Wednesday, 28 June 2017

Spoiling the ship for a ha'p'orth of tar

We shall learn  in due course whether the Grenfell Tower conflagration was the result of saving £1.5m by using a less expensive cladding material, or turning down the preferred bidder because someone else was cheaper, maybe both or maybe something else entirely.

However, there can be little doubt that any savings will already have been far outweighed  by the enormous expense of paying for alternative accommodation for the displaced families, and the £5 500 per family grant to enable them to survive in the short run and re-equip in the long run.

Add to this  the further cost of finding and paying for temporary alternative accommodation for the thousands of families forced to leave other tower blocks because they are now discovered to be unsafe.  Doubtless the same firms that  put up the inadequate cladding in the first place are receiving premium rates for removing it and will in due course be the preferred bidders for putting up the right stuff.

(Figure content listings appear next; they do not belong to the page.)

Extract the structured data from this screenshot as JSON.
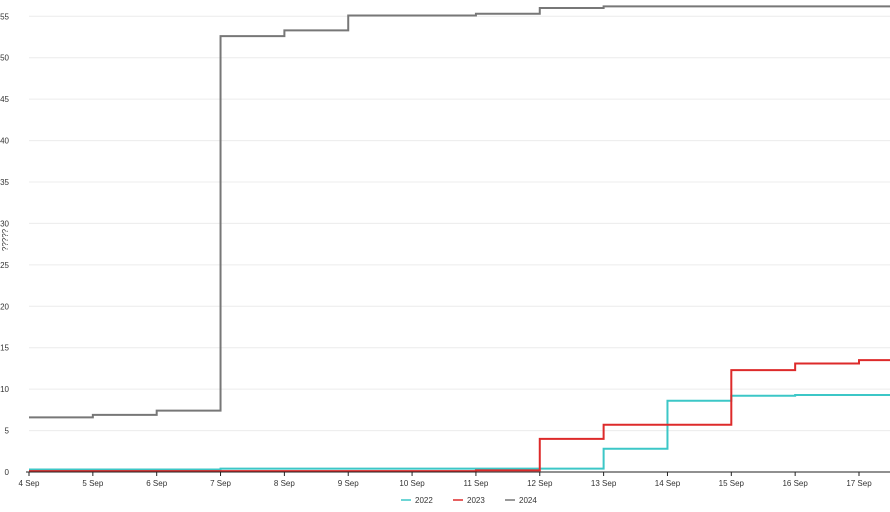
{
  "chart_data": {
    "type": "line",
    "step": true,
    "x": [
      "4 Sep",
      "5 Sep",
      "6 Sep",
      "7 Sep",
      "8 Sep",
      "9 Sep",
      "10 Sep",
      "11 Sep",
      "12 Sep",
      "13 Sep",
      "14 Sep",
      "15 Sep",
      "16 Sep",
      "17 Sep"
    ],
    "ylabel": "?????",
    "ylim": [
      0,
      56
    ],
    "yticks": [
      "0",
      "5",
      "10",
      "15",
      "20",
      "25",
      "30",
      "35",
      "40",
      "45",
      "50",
      "55"
    ],
    "grid": true,
    "legend_position": "bottom-center",
    "series": [
      {
        "name": "2022",
        "color": "#3cc7c7",
        "values": [
          0.3,
          0.3,
          0.3,
          0.4,
          0.4,
          0.4,
          0.4,
          0.4,
          0.4,
          2.8,
          8.6,
          9.2,
          9.3,
          9.3
        ]
      },
      {
        "name": "2023",
        "color": "#dd2a2a",
        "values": [
          0.1,
          0.1,
          0.1,
          0.1,
          0.1,
          0.1,
          0.1,
          0.2,
          4.0,
          5.7,
          5.7,
          12.3,
          13.1,
          13.5
        ]
      },
      {
        "name": "2024",
        "color": "#777777",
        "values": [
          6.6,
          6.9,
          7.4,
          52.6,
          53.3,
          55.1,
          55.1,
          55.3,
          56.0,
          56.2,
          56.2,
          56.2,
          56.2,
          56.2
        ]
      }
    ]
  }
}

The message is that the combination of deregulation, (the "bonfire of red tape" is a grimly appropriate metaphor), cuts in council inspection services and the penny-pinching temptation to save "public money" by going for the lowest bidder, (in fact I think, though an not sure, that in some cases councils are forced to accept the lowest tender),leads both to false economies and public danger.

The financial costs are, of course petty compared with  the horror of the deaths and injuries, and the massive anxiety and  inconvenience caused to the families affected, both at Grenfell and elsewhere.

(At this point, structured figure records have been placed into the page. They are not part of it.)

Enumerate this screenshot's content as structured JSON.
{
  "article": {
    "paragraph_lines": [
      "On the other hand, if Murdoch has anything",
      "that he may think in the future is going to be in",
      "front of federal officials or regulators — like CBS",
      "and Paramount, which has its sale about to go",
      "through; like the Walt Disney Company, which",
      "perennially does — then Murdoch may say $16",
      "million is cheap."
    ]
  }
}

This terrible tragedy merely helps us to highlight how other attempts to cut public expenditure to the bone have actually boomeranged. An article by  Frances Ryan, published in the Guardian back in April, lists the costs of various examples of Tory ineptitude.

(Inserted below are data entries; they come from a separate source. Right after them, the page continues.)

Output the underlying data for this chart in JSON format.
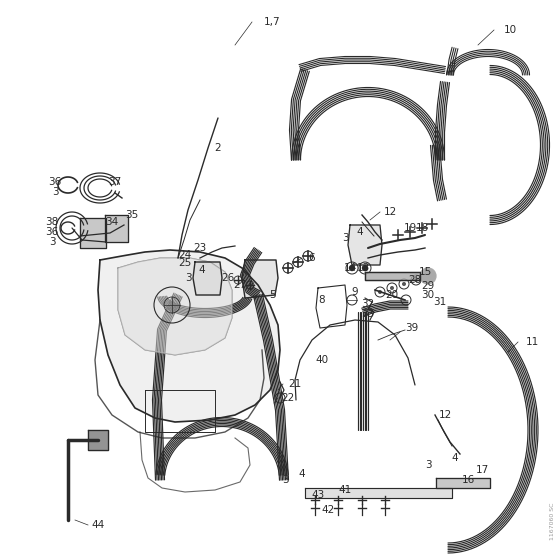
{
  "bg_color": "#ffffff",
  "line_color": "#2a2a2a",
  "watermark": "1167060 SC",
  "fig_w": 5.6,
  "fig_h": 5.6,
  "dpi": 100
}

  • two private firms have been paid £700m  to conduct Personal Independence Payment (PIP) assessments on disabled  people.  Four out of five of their rejections are overturned on appeal:
  • the flagship Universal Credit system has been delayed seven times,  is now five  years behind schedule and has so far cost £16bn (sic)  In the areas where it has been implemented the six-week waiting period has led to the need for mass emergency food parcels, and to rent arrears and evictions:
  • councils have had to spend more than £3.5bn on temporary accommodation for homeless families in the last five years (that is, even before the tower block cladding scandal) 
The conclusion must be that, on top of the misery they cause, and the increased shabbiness of our environment, the cheeseparing approach to public expenditure, the lie that "savings can always be made through cutting waste" can often lead to more rather than less public expenditure.

A contributory factor must be running down of both local and national government personnel through he outsourcing of services.  This leads to the public sector being left without expertise and enables the well-resourced  private sector to run rings round them in the drawing-up of contracts.